2 leopards set free in Amrabad tiger reserve
Animals released near spot with water, good prey base.
Amrabad Tiger Reserve: The excited chatter was replaced by the silence of the jungle. Deep in the Amrabad Tiger Reserve, a group of about 30 people waited for the big moment that was in the making for the past five days.
A young male leopard, caught in Shadnagar area of Hyderbad this past Mo-nday, was about to taste life in a real forest.
The evening was acquiring a slight chill and it was getting darker by the minute in the valley chosen to release the leopard. A film crew engaged by the Nehru Zoological Park was busy setting up cameras to catch as many shots as possible from different angles and once everything was ready, everyone present was instructed to get into the assortment of jeeps, SUVs and other vehicles. As a cloak of silence enveloped the jungle, the only noise came from the creak of a tree branch over which the rope tied to door of the trap cage in which the leopard was brought here from the Nehru Zoological Park.
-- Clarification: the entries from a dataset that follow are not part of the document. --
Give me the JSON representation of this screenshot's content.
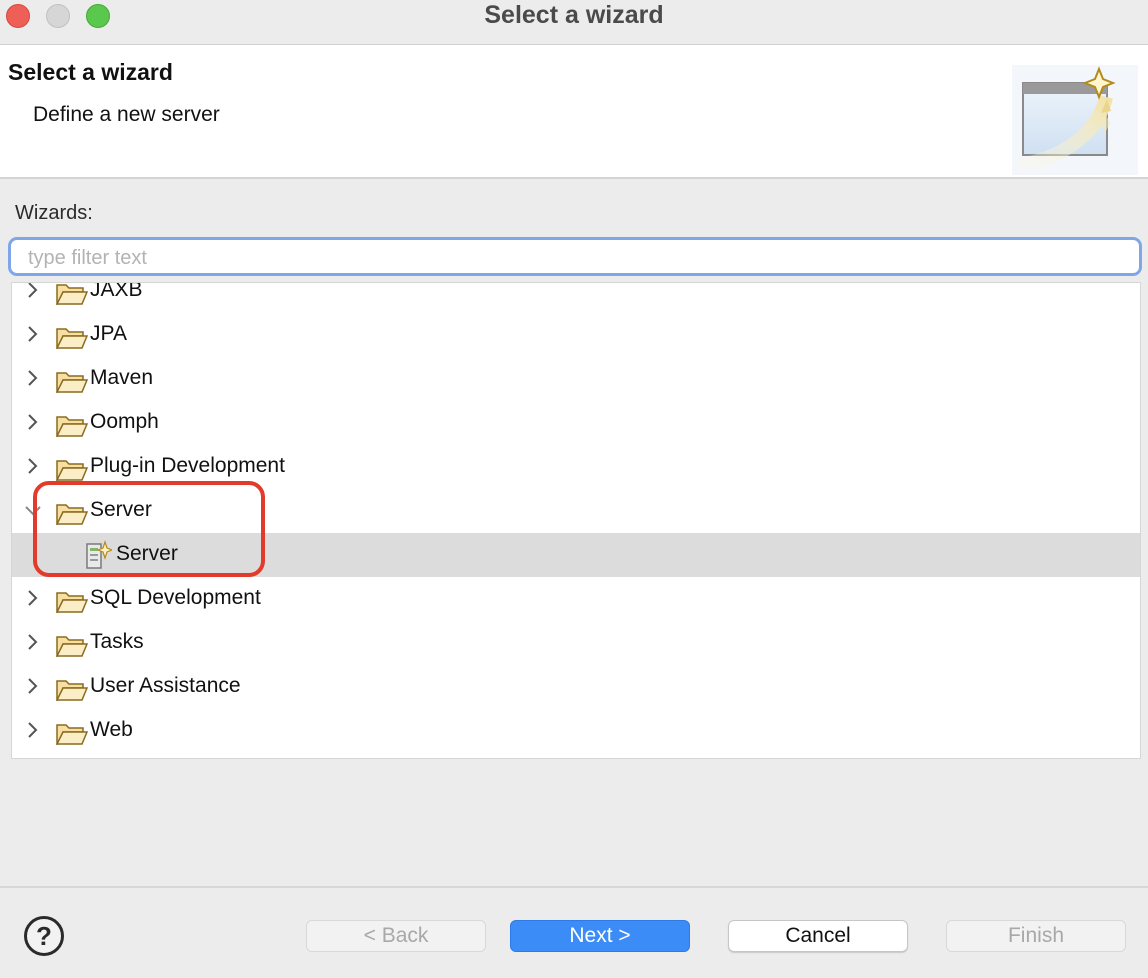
{
  "window": {
    "title": "Select a wizard"
  },
  "header": {
    "title": "Select a wizard",
    "description": "Define a new server"
  },
  "wizards": {
    "label": "Wizards:",
    "filter_placeholder": "type filter text",
    "filter_value": ""
  },
  "tree": {
    "items": [
      {
        "label": "JAXB",
        "expanded": false,
        "icon": "folder-icon"
      },
      {
        "label": "JPA",
        "expanded": false,
        "icon": "folder-icon"
      },
      {
        "label": "Maven",
        "expanded": false,
        "icon": "folder-icon"
      },
      {
        "label": "Oomph",
        "expanded": false,
        "icon": "folder-icon"
      },
      {
        "label": "Plug-in Development",
        "expanded": false,
        "icon": "folder-icon"
      },
      {
        "label": "Server",
        "expanded": true,
        "icon": "folder-icon"
      },
      {
        "label": "Server",
        "child": true,
        "selected": true,
        "icon": "server-wizard-icon"
      },
      {
        "label": "SQL Development",
        "expanded": false,
        "icon": "folder-icon"
      },
      {
        "label": "Tasks",
        "expanded": false,
        "icon": "folder-icon"
      },
      {
        "label": "User Assistance",
        "expanded": false,
        "icon": "folder-icon"
      },
      {
        "label": "Web",
        "expanded": false,
        "icon": "folder-icon"
      }
    ]
  },
  "buttons": {
    "help": "?",
    "back": "< Back",
    "next": "Next >",
    "cancel": "Cancel",
    "finish": "Finish"
  },
  "colors": {
    "accent": "#3b8cf6",
    "highlight": "#e23b2b",
    "selection": "#dcdcdc",
    "focus_ring": "#7fa6e8"
  }
}
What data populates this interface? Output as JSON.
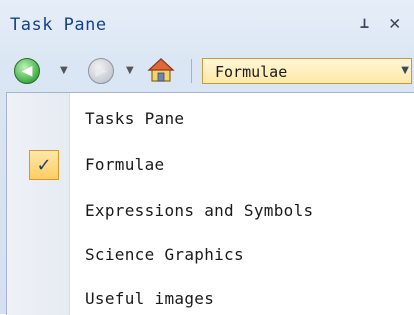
{
  "pane": {
    "title": "Task Pane",
    "pin_icon": "pin-icon",
    "close_icon": "close-icon"
  },
  "toolbar": {
    "back_icon": "back-arrow-icon",
    "forward_icon": "forward-arrow-icon",
    "home_icon": "home-icon",
    "selected": "Formulae"
  },
  "menu": {
    "items": [
      {
        "label": "Tasks Pane",
        "checked": false
      },
      {
        "label": "Formulae",
        "checked": true
      },
      {
        "label": "Expressions and Symbols",
        "checked": false
      },
      {
        "label": "Science Graphics",
        "checked": false
      },
      {
        "label": "Useful images",
        "checked": false
      }
    ],
    "check_glyph": "✓"
  },
  "colors": {
    "title_text": "#15428b",
    "highlight_bg": "#ffe9a6",
    "highlight_border": "#c79a3c",
    "pane_bg": "#dbe6f4"
  }
}
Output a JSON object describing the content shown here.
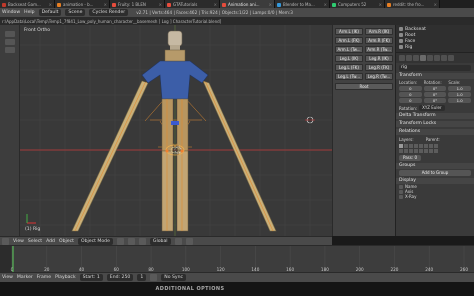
{
  "browser_tabs": [
    {
      "label": "Backseat Gam...",
      "color": "#c0392b"
    },
    {
      "label": "animation - b...",
      "color": "#e67e22"
    },
    {
      "label": "Fruity: 1 BLEN",
      "color": "#e74c3c"
    },
    {
      "label": "GTATutorials",
      "color": "#e74c3c"
    },
    {
      "label": "Animation ani...",
      "color": "#e74c3c",
      "active": true
    },
    {
      "label": "Blender to Ma...",
      "color": "#3498db"
    },
    {
      "label": "Computers 52",
      "color": "#2ecc71"
    },
    {
      "label": "reddit: the fro...",
      "color": "#e67e22"
    }
  ],
  "info": {
    "menus": [
      "Window",
      "Help"
    ],
    "layout": "Default",
    "scene": "Scene",
    "engine": "Cycles Render",
    "stats": "v2.71 | Verts:464 | Faces:462 | Tris:924 | Objects:1/22 | Lamps:0/0 | Mem:3"
  },
  "path": "r:\\AppData\\Local\\Temp\\Temp1_7f841_Low_poly_human_character__basemesh [ Log ] CharacterTutorial.blend]",
  "viewport": {
    "label": "Front Ortho",
    "selected": "(1) Rig"
  },
  "bone_buttons": [
    [
      "Arm.L (IK)",
      "Arm.R (IK)"
    ],
    [
      "Arm.L (FK)",
      "Arm.R (FK)"
    ],
    [
      "Arm.L (Tw...",
      "Arm.R (Tw..."
    ],
    [
      "Leg.L (IK)",
      "Leg.R (IK)"
    ],
    [
      "Leg.L (FK)",
      "Leg.R (FK)"
    ],
    [
      "Leg.L (Tw...",
      "Leg.R (Tw..."
    ]
  ],
  "root_button": "Root",
  "outliner": [
    "Backseat",
    "Root",
    "Face",
    "Rig"
  ],
  "props": {
    "name": "rig",
    "transform_header": "Transform",
    "columns": [
      "Location:",
      "Rotation:",
      "Scale:"
    ],
    "loc": [
      "0",
      "0",
      "0"
    ],
    "rot": [
      "0°",
      "0°",
      "0°"
    ],
    "scale": [
      "1.0",
      "1.0",
      "1.0"
    ],
    "rotation_mode_label": "Rotation:",
    "rotation_mode": "XYZ Euler",
    "sections": [
      "Delta Transform",
      "Transform Locks",
      "Relations"
    ],
    "layers_label": "Layers:",
    "parent_label": "Parent:",
    "pass_index": "Pass: 0",
    "groups_header": "Groups",
    "add_group": "Add to Group",
    "display_header": "Display",
    "name_check": "Name",
    "axis_check": "Axis",
    "xray_check": "X-Ray"
  },
  "vheader": {
    "view": "View",
    "select": "Select",
    "add": "Add",
    "object": "Object",
    "mode": "Object Mode",
    "pivot": "Global"
  },
  "timeline": {
    "ticks": [
      "0",
      "20",
      "40",
      "60",
      "80",
      "100",
      "120",
      "140",
      "160",
      "180",
      "200",
      "220",
      "240",
      "260"
    ],
    "view": "View",
    "marker": "Marker",
    "frame": "Frame",
    "playback": "Playback",
    "start": "Start:",
    "start_val": "1",
    "end": "End:",
    "end_val": "250",
    "current": "1",
    "sync": "No Sync"
  },
  "footer": "ADDITIONAL OPTIONS"
}
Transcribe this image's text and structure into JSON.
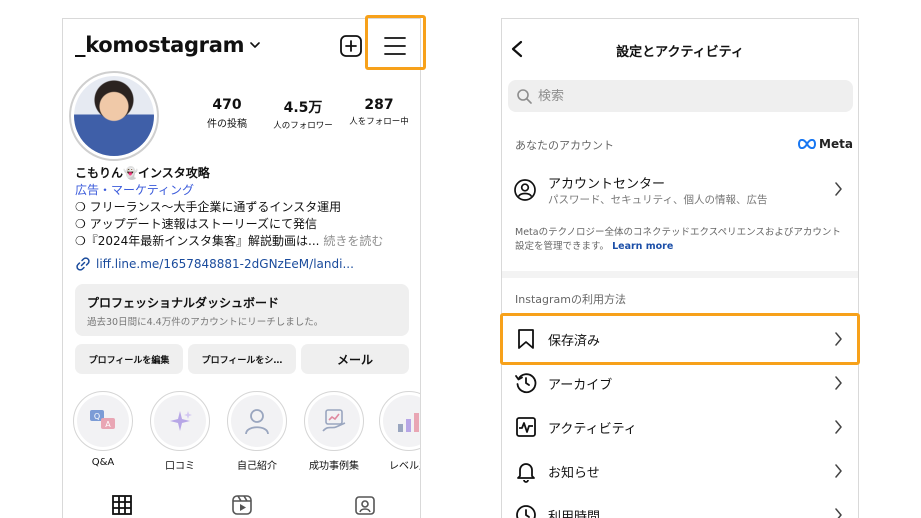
{
  "profile": {
    "username": "_komostagram",
    "stats": [
      {
        "value": "470",
        "label": "件の投稿"
      },
      {
        "value": "4.5万",
        "label": "人のフォロワー"
      },
      {
        "value": "287",
        "label": "人をフォロー中"
      }
    ],
    "bio": {
      "name": "こもりん👻インスタ攻略",
      "category": "広告・マーケティング",
      "lines": [
        "❍ フリーランス〜大手企業に通ずるインスタ運用",
        "❍ アップデート速報はストーリーズにて発信",
        "❍『2024年最新インスタ集客』解説動画は..."
      ],
      "more": " 続きを読む",
      "link": "liff.line.me/1657848881-2dGNzEeM/landi..."
    },
    "dashboard": {
      "title": "プロフェッショナルダッシュボード",
      "subtitle": "過去30日間に4.4万件のアカウントにリーチしました。"
    },
    "buttons": {
      "edit": "プロフィールを編集",
      "share": "プロフィールをシ…",
      "mail": "メール"
    },
    "highlights": [
      {
        "label": "Q&A",
        "icon": "qa-icon"
      },
      {
        "label": "口コミ",
        "icon": "sparkle-icon"
      },
      {
        "label": "自己紹介",
        "icon": "person-icon"
      },
      {
        "label": "成功事例集",
        "icon": "success-icon"
      },
      {
        "label": "レベル別",
        "icon": "chart-icon"
      }
    ]
  },
  "settings": {
    "title": "設定とアクティビティ",
    "search_placeholder": "検索",
    "your_account_heading": "あなたのアカウント",
    "meta_logo": "Meta",
    "account_center": {
      "title": "アカウントセンター",
      "subtitle": "パスワード、セキュリティ、個人の情報、広告"
    },
    "meta_note": "Metaのテクノロジー全体のコネクテッドエクスペリエンスおよびアカウント設定を管理できます。",
    "learn_more": "Learn more",
    "usage_heading": "Instagramの利用方法",
    "items": [
      {
        "label": "保存済み",
        "icon": "bookmark-icon"
      },
      {
        "label": "アーカイブ",
        "icon": "archive-icon"
      },
      {
        "label": "アクティビティ",
        "icon": "activity-icon"
      },
      {
        "label": "お知らせ",
        "icon": "bell-icon"
      },
      {
        "label": "利用時間",
        "icon": "clock-icon"
      }
    ]
  },
  "accent": {
    "highlight_border": "#f7a11a",
    "link": "#1c4fa8"
  }
}
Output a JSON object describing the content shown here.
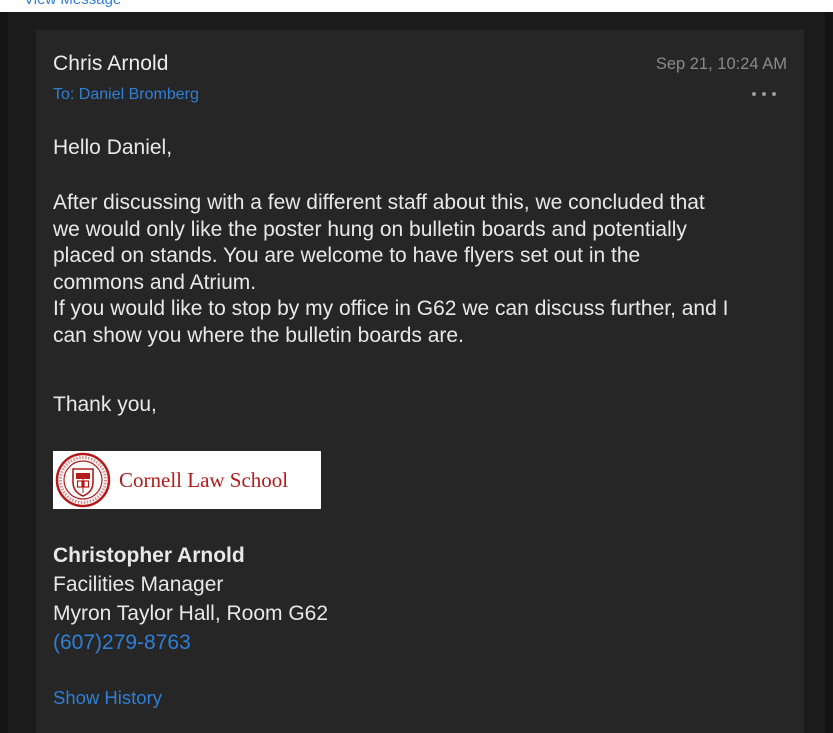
{
  "header": {
    "top_link": "View Message"
  },
  "message": {
    "sender": "Chris Arnold",
    "to": "To: Daniel Bromberg",
    "date": "Sep 21, 10:24 AM",
    "greeting": "Hello Daniel,",
    "paragraph_lines": [
      "After discussing with a few different staff about this, we concluded that",
      "we would only like the poster hung on bulletin boards and potentially",
      "placed on stands.  You are welcome to have flyers set out in the",
      "commons and Atrium.",
      "If you would like to stop by my office in G62 we can discuss further, and I",
      "can show you where the bulletin boards are."
    ],
    "closing": "Thank you,"
  },
  "logo": {
    "text": "Cornell Law School",
    "color": "#b31b1b"
  },
  "signature": {
    "name": "Christopher Arnold",
    "title": "Facilities Manager",
    "office": "Myron Taylor Hall, Room G62",
    "phone": "(607)279-8763"
  },
  "actions": {
    "show_history": "Show History",
    "more_icon": "more-horizontal-icon"
  },
  "colors": {
    "link": "#2f7fd6",
    "background": "#262626",
    "text": "#e8e8e8",
    "muted": "#8a8a8a"
  }
}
As the preparations were on with people milling around the zoo’s animal resuce van in which the cages were carried, the leopard made it known that it had had enough. A few loud growls that sounded like roars of a tiger made many take an involuntary step backward. “This is a big male, almost as big as a young tiger,” the zoo curator N. Kshitija said.
Once everyone was safely in vehicles or standing on them well out of the way of the direction in which the leopard was expected to take, the rope was pulled lifting the door of the cage. It first appeared that the leopard took a languid leap down but it was deceptive with the animal disappearing to the bamboo thickets laced jungle in a flash. The silence was punctured by two loud whoops from a forest guard, apparently making sure that the leopard did not turn and come back. After all, a slew of cameras were positioned to catch the best possible shots of the big cat’s run to freedom with the forest department engaging a professional film crew to record the event and these had to be retrieved.
Also on the cards was the release of a second leopard, this one rescued from wire snares in Nalgonda district last week. “We chose the spots to release them carefully. Both locations are near water bodies. And have a very good prey base,” DFO Achampet M. Joji explained as people began getting back into their vehicles. Supervising the release was the Amrabad Tiger Reserve Field Director A.K. Sinha as well as Nehru Zoological Park curator N. Kshitija.
“Both leopards were well fed already so they will not be under pressure to hunt at least for a couple of days as they get familiar with their new surroundings,” Mr Joji said.
The two leopards were released in locations about 20 km away from each other. The sprawling tiger reserve has room for more leopards in addition to the 100 plus that already live in it. “The tiger numbers are also rising.
We have some cubs and young ones now,” Mr Sinha said.